近くの老健施設に入所している母を妻と二人で見舞いました。
母は、私を見るなり、
「健夫さん、来てくれたのかあ。久し振りだなあ!」
と目を潤ませてます。
「ホント久し振りだよ。お袋がオレを産んでから、会うのは初めてだから、60数年ぶりだねえ。」
と、私が茶化すと涙とヨダレを吹き出して笑いこけてます。会う度に繰り返される漫才です。
母の茶飲み場です。母の親しかった茶飲み友達も、今はいません。母の話の殆どが昔のことです。「Aさんは、元気かい?」「Bさんは、今どうしてるんだい?」と聞かれても、「もうあの世の人だよ」とは言えません。
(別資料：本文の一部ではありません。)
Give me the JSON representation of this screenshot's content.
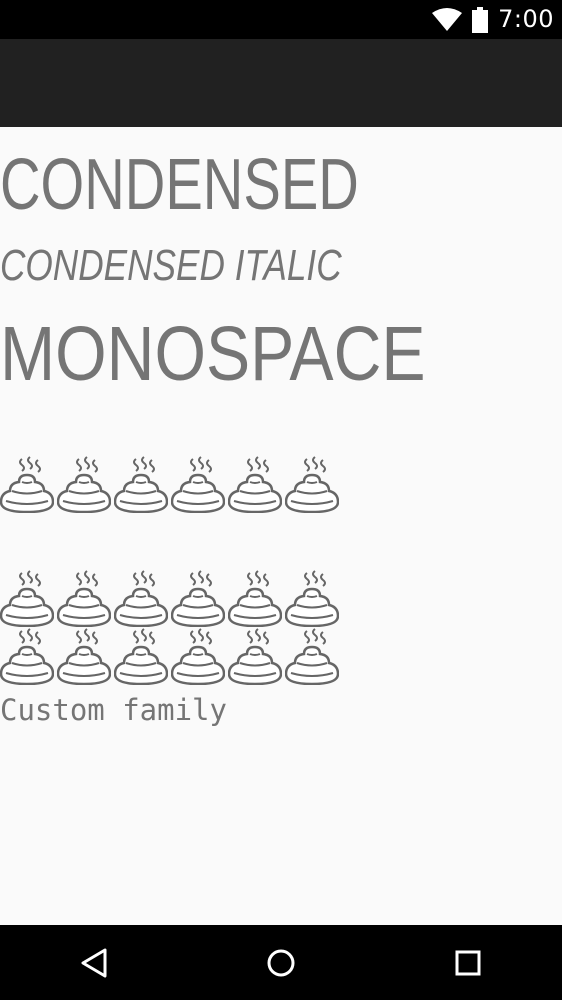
{
  "status_bar": {
    "time": "7:00",
    "icons": [
      "wifi-icon",
      "battery-icon"
    ]
  },
  "app_bar": {
    "title": ""
  },
  "content": {
    "condensed": "CONDENSED",
    "condensed_italic": "CONDENSED ITALIC",
    "monospace": "MONOSPACE",
    "emoji_rows": [
      {
        "glyph": "pile-of-poo-icon",
        "count": 6
      },
      {
        "glyph": "pile-of-poo-icon",
        "count": 6
      },
      {
        "glyph": "pile-of-poo-icon",
        "count": 6
      }
    ],
    "custom_family": "Custom family"
  },
  "nav_bar": {
    "buttons": [
      "back-icon",
      "home-icon",
      "recents-icon"
    ]
  },
  "colors": {
    "status_bar": "#000000",
    "app_bar": "#212121",
    "background": "#fafafa",
    "text": "#757575",
    "nav_bar": "#000000"
  }
}
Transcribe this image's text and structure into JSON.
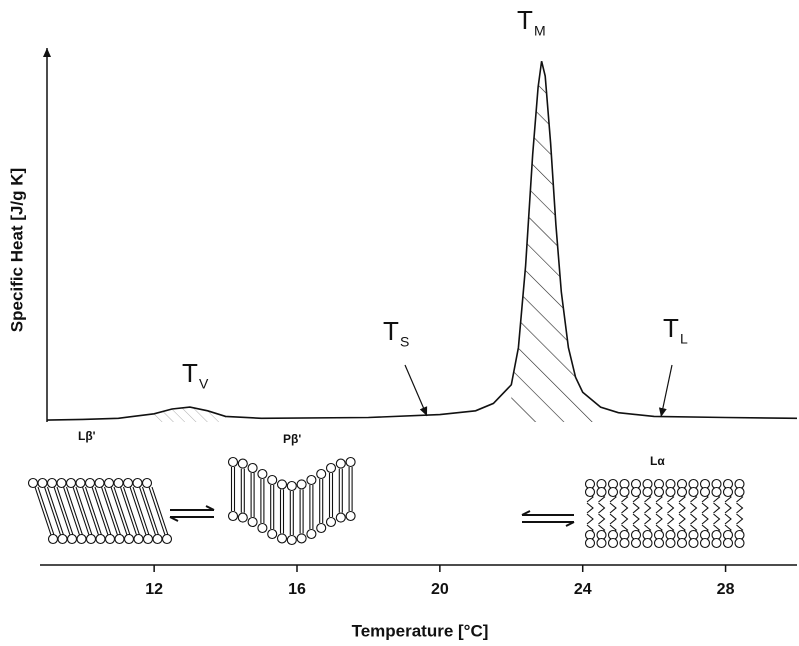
{
  "chart_data": {
    "type": "line",
    "x_label": "Temperature [°C]",
    "y_label": "Specific Heat [J/g K]",
    "x": [
      9,
      10,
      11,
      12,
      12.5,
      13,
      13.5,
      14,
      15,
      18,
      20,
      21,
      21.5,
      22,
      22.2,
      22.4,
      22.6,
      22.75,
      22.85,
      22.95,
      23.1,
      23.25,
      23.4,
      23.6,
      23.8,
      24,
      24.5,
      25,
      26,
      28,
      30
    ],
    "values": [
      0.05,
      0.07,
      0.1,
      0.22,
      0.35,
      0.4,
      0.3,
      0.15,
      0.1,
      0.12,
      0.2,
      0.3,
      0.5,
      1.0,
      2.0,
      4.2,
      7.2,
      9.0,
      9.7,
      9.3,
      7.5,
      5.3,
      3.5,
      2.0,
      1.2,
      0.8,
      0.4,
      0.25,
      0.15,
      0.12,
      0.1
    ],
    "color": "#111111",
    "xlim": [
      9,
      30
    ],
    "ylim": [
      0,
      10
    ],
    "xticks": [
      12,
      16,
      20,
      24,
      28
    ],
    "annotations": [
      {
        "text": "T",
        "subscript": "V"
      },
      {
        "text": "T",
        "subscript": "S"
      },
      {
        "text": "T",
        "subscript": "M"
      },
      {
        "text": "T",
        "subscript": "L"
      }
    ],
    "phase_labels": [
      "Lβ'",
      "Pβ'",
      "Lα"
    ]
  }
}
母が悲しむからです。ここも使われることがなくなりました。
そういえば、こんなこともありましたっけ。
母が50代の頃でしょうか、カラオケを習っていました。ある日、母の歌を吹き込んだテープを聞いていると、途中にプッという音が入っているのです。
「なんだい健夫、オナラの音も録音されちゃうのかい?知らなかったよ。てっきり歌しか録音されないのかと思ってたよ。アーハハ!」
それ以来テープレコーダーは、お尻の側に置かなくなりました。
ひとしきり昔の話で盛り上がったところで、妻が、
「おばあちゃん、もうじき誕生日だけど、何才になるの?」
「そうさなあ、80ぐらいかな?」
「おばあちゃんは、今年90才になるの。」
「ヒエーッ!そんなになるんかい?」と、自分の年齢に目を白黒させてます。
「誕生祝いを自宅でやるから、何を食べたい?」
「そうさなあ、ほうれん草の胡麻和えとエビ大根の煮付けが食いたいなあ。」
「わかったわ。じゃあそれも作るからね。」
帰り際、
「ところでケーコ(私の妹)は、ちっとも来てくれないから、来るように健夫からもお願いして!」
「わかった、オレからもよーく言うよ。せめて10年に1回くらいは、会いに来いってね。」
すると母は、顔をクシャクシャにして笑っています。
別れ際の、いつもの会話です。ケーコも会いに来てるのですが、母は覚えていません。無性に娘に会いたくなるのです。